You will take that distribution agreement to a bank and they will loan you the $90k based on the assumption that they will pay you once the movie is finished.
The sales agent will of course take their commission off of that, which is usually at the most 25-30%.

If you have never produced a movie before, just do the packaging as far as you can.
You can get quotes from sales agents even if you don't have any money or experience, just don't tell them, they don't know that.
They will tell you what names sell in the market.

After you have a well thought out business plan and a budget, go to a producer that has done this kind of thing before and present your plan to him or her, if they are interested try to get in to a collaboration with 'em.

It's good to remember though, the prices that buyers pay for movies is at an all time low right now, it is extremely risky producing any movie over $1M.
And never over pay your name talent. Sales agents will tell you what kind of money you can expect with names, only pay them based on that.

And last but not least, always research well before you get into an agreement with any sales agent. There are a lot of crooks out there who will sell your movie but not pay you.
Always ask for referrals.

It's not rocket science. These DTV movies don't cost as much as people think, and the actors don't make as much as people think either.

Nick Soares
02-18-2012, 04:00 AM
It feels so good to see other experience producers join on here :)
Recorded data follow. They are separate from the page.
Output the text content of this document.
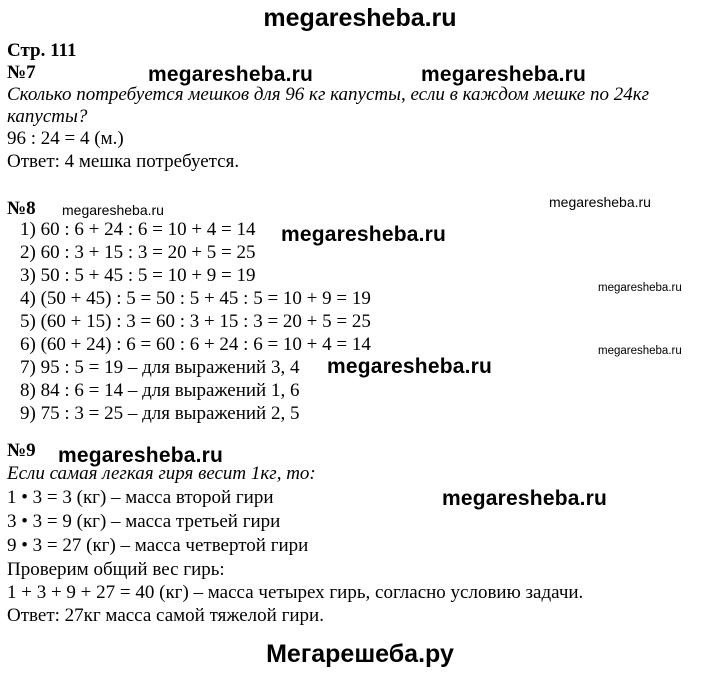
megaresheba.ru
Стр. 111
№7	megaresheba.ru	megaresheba.ru
Сколько потребуется мешков для 96 кг капусты, если в каждом мешке по 24кг
капусты?
96 : 24 = 4 (м.)
Ответ: 4 мешка потребуется.
№8 megaresheba.ru	megaresheba.ru
1) 60 : 6 + 24 : 6 = 10 + 4 = 14 megaresheba.ru
2) 60 : 3 + 15 : 3 = 20 + 5 = 25
3) 50 : 5 + 45 : 5 = 10 + 9 = 19
4) (50 + 45) : 5 = 50 : 5 + 45 : 5 = 10 + 9 = 19	megaresheba.ru
5) (60 + 15) : 3 = 60 : 3 + 15 : 3 = 20 + 5 = 25
6) (60 + 24) : 6 = 60 : 6 + 24 : 6 = 10 + 4 = 14	megaresheba.ru
7) 95 : 5 = 19 – для выражений 3, 4 megaresheba.ru
8) 84 : 6 = 14 – для выражений 1, 6
9) 75 : 3 = 25 – для выражений 2, 5
№9 megaresheba.ru
Если самая легкая гиря весит 1кг, то:
1 • 3 = 3 (кг) – масса второй гири	megaresheba.ru
3 • 3 = 9 (кг) – масса третьей гири
9 • 3 = 27 (кг) – масса четвертой гири
Проверим общий вес гирь:
1 + 3 + 9 + 27 = 40 (кг) – масса четырех гирь, согласно условию задачи.
Ответ: 27кг масса самой тяжелой гири.
Мегарешеба.ру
I will sleep well tonight :)

EuropeanDistributor
02-18-2012, 04:09 AM
It feels so good to see other experience producers join on here :)

I will sleep well tonight :)

Thank you! :)

I think it's wonderful that up and coming and even experienced filmmakers have these kind of forums where they can get valuable information.

I have learned from my mistakes I have done. I hope other people can learn from places like these and don't have to make the same mistakes themselves.

Sharing information. That's what it's all about.